Do you know of simpler alternatives?
My goals are relatively simple:
- get a notification when any systemd service fails
- get a notification if there is not much space left on a disk
- get a notification if one of the above can’t be determined (eg. server down, config error, …)
Seeing graphs with basic system metrics (eg. cpu/ram usage) would be nice, but it’s not super-important.
I am a dev so writing a script that checks for whatever I need is way simpler than learning/writing/testing yaml configuration (in fact, I was about to write a script to send heartbeats to something like Uptime Kuma or Tianji before I thought of asking you for a nicer solution).
I’m currently using InfluxDB + Telegraf + Grafana combination to monitor Linux systems and k3s pods. It’s basically same as Prometheus, but InfluxDB uses push model, which makes it easier to develop tools for collecting custom time series data.
For alerts and dashboards, I think Grafana is the simplest and most hassle free solution available at the moment.
Is there a self hosted OpenTelemetry consumer?
Edit: found better resources
https://linuxhandbook.com/syslog-guide/
https://github.com/linuxserver/docker-syslog-ng
That should be a good place to start. Syslog will do what you want.

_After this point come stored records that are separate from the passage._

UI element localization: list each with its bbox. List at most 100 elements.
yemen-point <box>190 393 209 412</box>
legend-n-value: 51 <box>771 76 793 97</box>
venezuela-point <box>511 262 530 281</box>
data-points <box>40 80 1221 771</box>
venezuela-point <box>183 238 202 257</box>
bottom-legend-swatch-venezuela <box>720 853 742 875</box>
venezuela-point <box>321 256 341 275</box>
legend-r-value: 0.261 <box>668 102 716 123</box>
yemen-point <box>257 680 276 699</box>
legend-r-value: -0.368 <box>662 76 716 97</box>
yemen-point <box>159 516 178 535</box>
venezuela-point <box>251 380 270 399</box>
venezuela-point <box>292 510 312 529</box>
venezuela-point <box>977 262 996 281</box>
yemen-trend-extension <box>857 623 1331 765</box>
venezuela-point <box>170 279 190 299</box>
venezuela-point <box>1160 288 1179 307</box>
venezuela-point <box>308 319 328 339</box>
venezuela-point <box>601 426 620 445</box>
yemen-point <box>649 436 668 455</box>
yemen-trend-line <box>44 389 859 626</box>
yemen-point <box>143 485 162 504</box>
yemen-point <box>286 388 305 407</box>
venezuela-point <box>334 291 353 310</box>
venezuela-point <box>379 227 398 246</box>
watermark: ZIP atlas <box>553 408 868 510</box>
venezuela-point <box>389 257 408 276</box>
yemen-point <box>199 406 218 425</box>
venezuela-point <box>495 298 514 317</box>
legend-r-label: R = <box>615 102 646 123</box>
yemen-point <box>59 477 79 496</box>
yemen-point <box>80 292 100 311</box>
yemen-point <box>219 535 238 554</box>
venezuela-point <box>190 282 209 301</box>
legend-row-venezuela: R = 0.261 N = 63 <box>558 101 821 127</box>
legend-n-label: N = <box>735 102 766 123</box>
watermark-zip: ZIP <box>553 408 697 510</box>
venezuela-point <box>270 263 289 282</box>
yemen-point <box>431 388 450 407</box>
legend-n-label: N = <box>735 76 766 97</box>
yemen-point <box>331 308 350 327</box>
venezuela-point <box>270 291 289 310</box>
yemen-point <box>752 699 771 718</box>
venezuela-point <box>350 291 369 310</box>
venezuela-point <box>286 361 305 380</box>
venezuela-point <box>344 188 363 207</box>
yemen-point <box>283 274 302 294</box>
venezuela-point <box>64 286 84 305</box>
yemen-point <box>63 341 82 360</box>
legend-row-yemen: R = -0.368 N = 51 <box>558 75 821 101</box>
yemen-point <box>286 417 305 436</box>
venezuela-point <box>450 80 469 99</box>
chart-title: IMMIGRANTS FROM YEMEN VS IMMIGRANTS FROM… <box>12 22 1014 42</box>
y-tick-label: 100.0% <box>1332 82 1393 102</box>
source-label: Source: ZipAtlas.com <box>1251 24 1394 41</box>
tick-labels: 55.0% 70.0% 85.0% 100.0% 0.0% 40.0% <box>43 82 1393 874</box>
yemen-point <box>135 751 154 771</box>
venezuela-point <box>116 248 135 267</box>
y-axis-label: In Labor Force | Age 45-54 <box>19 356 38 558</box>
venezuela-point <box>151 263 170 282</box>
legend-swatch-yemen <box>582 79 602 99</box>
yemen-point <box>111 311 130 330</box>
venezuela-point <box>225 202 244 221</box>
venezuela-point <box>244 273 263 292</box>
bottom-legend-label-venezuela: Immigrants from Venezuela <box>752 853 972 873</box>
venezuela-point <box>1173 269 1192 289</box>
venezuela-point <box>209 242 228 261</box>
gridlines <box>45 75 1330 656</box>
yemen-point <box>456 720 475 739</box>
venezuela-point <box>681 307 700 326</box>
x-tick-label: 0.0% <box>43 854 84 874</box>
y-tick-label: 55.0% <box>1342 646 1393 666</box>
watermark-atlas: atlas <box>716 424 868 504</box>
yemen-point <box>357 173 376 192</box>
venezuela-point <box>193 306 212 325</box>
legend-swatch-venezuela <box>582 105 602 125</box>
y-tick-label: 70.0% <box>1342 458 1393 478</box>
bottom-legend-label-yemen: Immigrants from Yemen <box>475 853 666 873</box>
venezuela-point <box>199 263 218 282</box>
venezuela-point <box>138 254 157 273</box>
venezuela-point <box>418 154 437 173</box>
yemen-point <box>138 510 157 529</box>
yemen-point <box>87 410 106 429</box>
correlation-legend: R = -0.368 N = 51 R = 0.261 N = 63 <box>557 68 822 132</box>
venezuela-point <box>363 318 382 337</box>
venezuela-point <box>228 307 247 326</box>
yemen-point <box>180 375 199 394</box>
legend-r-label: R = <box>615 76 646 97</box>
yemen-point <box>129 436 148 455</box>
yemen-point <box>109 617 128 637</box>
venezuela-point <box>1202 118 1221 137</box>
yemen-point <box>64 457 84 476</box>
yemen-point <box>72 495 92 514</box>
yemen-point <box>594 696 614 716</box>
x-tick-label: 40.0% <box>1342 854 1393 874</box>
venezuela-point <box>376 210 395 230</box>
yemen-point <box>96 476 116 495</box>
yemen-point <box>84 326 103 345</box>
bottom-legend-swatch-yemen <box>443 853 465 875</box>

I mean, you get a lot of advantages from fluffy pretty systems. But extracting data from df and systemctl and curling it into telegram is going to be like a 10 line bash script called from a one-line cron job.
I pump a lot of complicated metrics through Prometheus / grafana to get graphs and history.
Most of my critical stuff is still in Nagios and instead of using nagios standardized plugins I just query the operating system directly in bash.